C’est là ce qu’on appelle le sophisme de la pente glissante, une forme de pétition de principe consistant à affirmer, sans offrir la moindre preuve à l’appui, que poser un certain geste déclenchera une chaîne d’événements tous plus funestes les uns que les autres. En fait les personnes qui emploient ce genre de sophismes agitent des épouvantails à l’usage des crédules.
En réalité, pour gérer la fin de vie, si l’État déplace la frontière du licite et de l’illicite, c’est de façon démocratique et en gardant toujours des garde-fous.
Le coup du sophisme de la pente glissante c’est bon, vous me l’avez déjà fait le 15 SEPTEMBRE 2022 À 16:27 (“CCNE et interruption volontaire de vieillesse”)
Et comme il se devait, je vous ai renvoyé la baballe en suivant (À 17:53).
Je suis désolé, mais ce n’est pas moi qui tend le bâton pour me faire battre. Et les questions que je (me) pose, et qui restent toujours sans réponses, sont des plus légitimes. En attendant, je maintiens que le «poids du nombre» (ou Surnombre) n’a rien à foutre dans le débat (ou «débat») sur la fin de vie. Et rien que ça, vous aurez quand même du mal à le nier.
– « Alors parlons du fond du problème. Au niveau démographique [etc.] » (Biosphère )
Le fond du problème ? Le débat (si on peut appeler ça un débat) sur la fin de vie est suffisamment délicat et compliqué comme ça, le « poids du nombre » n’a pas à venir s’y rajouter.
– « tout ce qui permet de réduire volontairement notre poids démographique ne peut qu’être positif.» (Biosphère 28 septembre 2022 : “Comment avorter, chirurgie ou chimie ?”)
Tout et n’importe quoi ? Oui ! Chez Biosphère tout et n’importe quoi est bon pour remettre la question du Surnombre sur la table. Le Poumon vous dis-je ! Politiquement-Correct oblige, la liberté sera toujours mise en avant et défendue. Du moment bien sûr qu’elle aille dans le Bon Sens. Celui de la réduction du Surnombre. Dans le cas contraire c’est différent, bien sûr. Avec la démocratie c’est évidemment pareil.
Que d’horreurs commises au nom de la liberté ! Et au nom de telle ou telle valeur, bref au nom du Bien.

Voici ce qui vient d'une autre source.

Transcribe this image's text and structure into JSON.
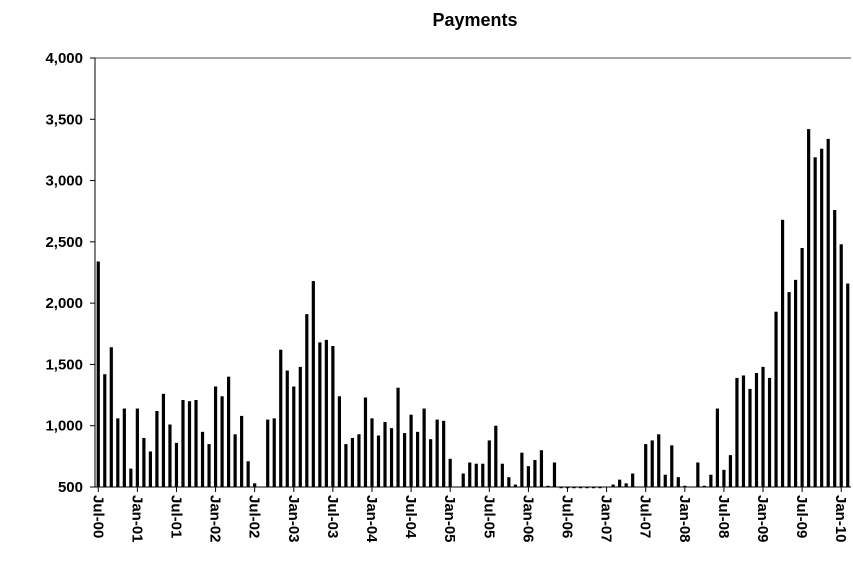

Dans la Décroissance de ce mois-ci (N°193-p.4) Serge Latouche nous dit rester impressionné par la justesse du roman Soleil Vert :
– « Tout y est. […] Cet écofascisme est en train de s’étendre partout sur terre. »
Je le vois moi aussi cet écofascisme qui progresse, alimenté notamment par la peur et la Grande Confusion. Je le redis, le «poids du nombre» n’a rien à faire dans ce débat. Si ce n’est pour abuser les gogos.
Le 12 septembre 2022 (Interruption volontaire de vieillesse au Japon) Biosphère nous faisait la pub pour le film Plan 75. On peut se demander si ce n’est pas plutôt la promotion de ce genre de plan diabolique, qu’il nous faisait là.